Monahans
Daytrotter Session - Mar 25, 2011
- Welcome to Daytrotter
- Roam In Empty Space
- Traveling Song
- The Sun Ship Game
- Into The Expanse 1849
The image that comes to mind when “Roam In Empty Space,” new song from Texas band Monahans starts playing, is one that’s got a cleft in it. It’s a split screen and it’s extremely cinematic. It feels like a bottomless pit, like a stampede of buffalo rushing by, trying to tiptoe, without any chit-chat. They rumble past and you can hear their wooly hides shifted and swishing and you can smell the homeless animal on them, a pungent and earthy stink. It’s a song that feels like a clear window, showing a day that’s been turned into a midnight by an unmovable, warlock of a storm. The transparent drops of rain streaking down the slippery glass like scared and scattering mice, exposed from a hiding place in the barn under some hay and some wayward wood.
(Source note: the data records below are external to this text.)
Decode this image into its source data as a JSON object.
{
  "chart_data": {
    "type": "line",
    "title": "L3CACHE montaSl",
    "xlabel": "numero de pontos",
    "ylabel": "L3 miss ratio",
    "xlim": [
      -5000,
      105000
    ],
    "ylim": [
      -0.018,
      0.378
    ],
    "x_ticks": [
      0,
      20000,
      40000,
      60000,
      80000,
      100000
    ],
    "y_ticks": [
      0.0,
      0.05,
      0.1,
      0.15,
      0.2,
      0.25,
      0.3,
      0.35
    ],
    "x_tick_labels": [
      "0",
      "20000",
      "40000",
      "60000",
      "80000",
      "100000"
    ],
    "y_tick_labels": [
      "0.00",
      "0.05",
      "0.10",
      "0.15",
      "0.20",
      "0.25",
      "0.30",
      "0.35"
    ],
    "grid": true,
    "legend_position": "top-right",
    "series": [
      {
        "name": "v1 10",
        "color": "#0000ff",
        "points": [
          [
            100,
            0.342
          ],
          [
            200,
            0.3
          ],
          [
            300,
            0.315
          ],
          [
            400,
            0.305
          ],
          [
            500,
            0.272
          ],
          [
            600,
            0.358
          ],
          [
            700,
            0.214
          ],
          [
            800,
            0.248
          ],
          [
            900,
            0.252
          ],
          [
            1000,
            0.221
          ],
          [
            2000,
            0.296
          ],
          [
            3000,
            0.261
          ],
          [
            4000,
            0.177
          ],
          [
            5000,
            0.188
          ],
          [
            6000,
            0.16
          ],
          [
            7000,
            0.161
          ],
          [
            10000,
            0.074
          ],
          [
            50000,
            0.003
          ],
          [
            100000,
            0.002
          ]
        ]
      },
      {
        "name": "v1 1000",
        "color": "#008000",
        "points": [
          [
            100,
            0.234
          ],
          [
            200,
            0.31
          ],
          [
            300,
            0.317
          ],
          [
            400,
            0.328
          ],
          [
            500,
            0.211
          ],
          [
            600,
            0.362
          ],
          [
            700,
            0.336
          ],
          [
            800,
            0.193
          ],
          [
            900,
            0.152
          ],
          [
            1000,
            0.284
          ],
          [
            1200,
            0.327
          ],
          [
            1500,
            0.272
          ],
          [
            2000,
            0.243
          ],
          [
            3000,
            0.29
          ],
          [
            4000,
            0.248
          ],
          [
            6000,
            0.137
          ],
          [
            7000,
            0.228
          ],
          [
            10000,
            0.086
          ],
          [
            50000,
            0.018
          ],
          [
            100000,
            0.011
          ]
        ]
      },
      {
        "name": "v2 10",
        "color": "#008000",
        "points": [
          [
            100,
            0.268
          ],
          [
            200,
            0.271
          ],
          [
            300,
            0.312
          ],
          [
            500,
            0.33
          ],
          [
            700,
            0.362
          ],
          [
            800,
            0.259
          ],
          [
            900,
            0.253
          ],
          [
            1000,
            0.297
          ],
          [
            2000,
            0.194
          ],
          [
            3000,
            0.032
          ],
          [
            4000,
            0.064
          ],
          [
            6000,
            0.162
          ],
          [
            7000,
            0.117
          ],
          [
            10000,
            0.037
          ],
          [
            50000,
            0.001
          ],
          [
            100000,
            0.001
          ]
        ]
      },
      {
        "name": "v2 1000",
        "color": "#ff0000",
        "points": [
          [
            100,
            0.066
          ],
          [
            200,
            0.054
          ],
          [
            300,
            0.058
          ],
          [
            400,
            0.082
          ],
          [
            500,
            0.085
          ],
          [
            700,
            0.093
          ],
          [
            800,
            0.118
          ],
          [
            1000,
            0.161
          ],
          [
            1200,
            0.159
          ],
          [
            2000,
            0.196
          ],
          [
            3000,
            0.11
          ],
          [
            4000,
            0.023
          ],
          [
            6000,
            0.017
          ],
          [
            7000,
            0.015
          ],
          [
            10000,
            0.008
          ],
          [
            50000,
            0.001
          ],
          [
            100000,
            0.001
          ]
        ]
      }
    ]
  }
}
Another image is that of an old flag that seems verbal, agitated and rebellious, up there at the top of that pole. It’s a flag hanging on for dear life, getting whipped in the strong wind, likely left up there and out in the elements for as long as it can remember – from the first day that it was hoisted up there via that rusted pulley. Its edges are tattered and beaten, frayed into strings at the ends and it makes cracking sounds when the wind hits it just right, making it sound like an old man getting out of bed, coming down the stairs and putting a pot of coffee on – all in that relative silence of the morning and the awakening of the knees and ankles.
Monahans make music whose muse is evaporating time – irresponsibly fleeting time, runaway time – and a merciless fear of impermanence. Its albums are anchored by the sparseness of wild horse country and by the confusion that comes when it starts becoming clearer that few things are actually bouts of randomness all just pasted together, but one continuous movement – all ocean, all waving grass feeling that wind again, pushing and prodding it. It’s a band that knows when to sigh and to breathe deeply, pulling in the richness of the exhalations of the trees and the wheat fields. It knows when to charge and to snort and then to pull back again. It’s a band that writes characters that know one thing in life and it’s that they want their rides off into their sunsets to be moments that aren’t seen just as small tokens, but as admirable endpoints.